View Full Version : Non-normal data


misterabc
11-09-2008, 12:04 PM
I am trying to analyze the effects of a particular type of course students can take (3 levels: haven't taken the course, taken one course, taken 2 courses) on college gpa. I'm using hs gpa and SAT scores as covariates. My problem is that my response variable gpa is not distributed normally (which isn't too surprising since 4.0 is our upper bound cutoff).

I thought that the usual regression/ANOVA techniques are no longer valid in this situation. I've tried some transformations (log, sqrt, arcsin(sqrt), inverse) that have all failed to produce normal data. Does anyone have any suggestions about how I can proceed (specific transformations or another method entirely)?
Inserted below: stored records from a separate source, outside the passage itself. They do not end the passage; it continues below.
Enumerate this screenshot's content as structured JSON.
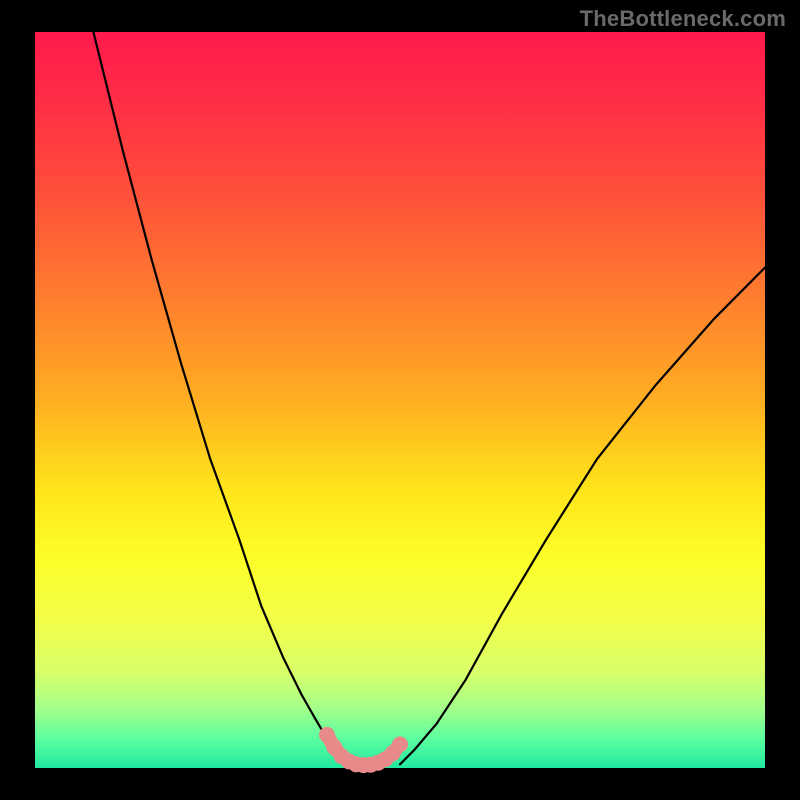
{
  "watermark": "TheBottleneck.com",
  "colors": {
    "frame": "#000000",
    "curve": "#000000",
    "marker": "#e88a8a",
    "gradient_top": "#ff1a4d",
    "gradient_bottom": "#22e8a0"
  },
  "chart_data": {
    "type": "line",
    "title": "",
    "xlabel": "",
    "ylabel": "",
    "xlim": [
      0,
      100
    ],
    "ylim": [
      0,
      100
    ],
    "series": [
      {
        "name": "left-curve",
        "x": [
          8,
          12,
          16,
          20,
          24,
          28,
          31,
          34,
          36.5,
          38.5,
          40,
          41,
          42,
          43
        ],
        "y": [
          100,
          84,
          69,
          55,
          42,
          31,
          22,
          15,
          10,
          6.5,
          4,
          2.5,
          1.3,
          0.5
        ]
      },
      {
        "name": "right-curve",
        "x": [
          50,
          52,
          55,
          59,
          64,
          70,
          77,
          85,
          93,
          100
        ],
        "y": [
          0.5,
          2.5,
          6,
          12,
          21,
          31,
          42,
          52,
          61,
          68
        ]
      },
      {
        "name": "sweet-spot-markers",
        "x": [
          40,
          41,
          42,
          43,
          44,
          45,
          46,
          47,
          48,
          49,
          50
        ],
        "y": [
          4.5,
          2.8,
          1.6,
          0.9,
          0.5,
          0.4,
          0.45,
          0.7,
          1.2,
          2.0,
          3.2
        ]
      }
    ],
    "annotations": []
  }
}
Do I even have to be concerned with this problem?

Gilgamesh81
11-09-2008, 01:24 PM
Hello,
As I've understood, many of your data are above a cutoff point making your distribution assimmetrical. ¿Am I right?
My first impression is that, first, some nasty data could be biasing your analyses. Try the following:
-Look for outliers.
-Look for lever cases.
Also, if nothing else works (you tried transformations), you could gather the data which is above your cutoff point and enter them as a new factor ("above-the expected" factor or something like that).

As I said before, I'm quite new at statistics, so, I guess my suggestion is likely to be wrong. Somebody here may help you better and, by the way, may make me know whether and why I'm wrong :-S
Good luck!

PS: I tried once the Box-Cox transformations family. Despite it didn't work, you may wanto to try. Just Google it and you will surely find any tutorial or something. Your first step should be to plot a q-q graph and choose which transformation would make the best.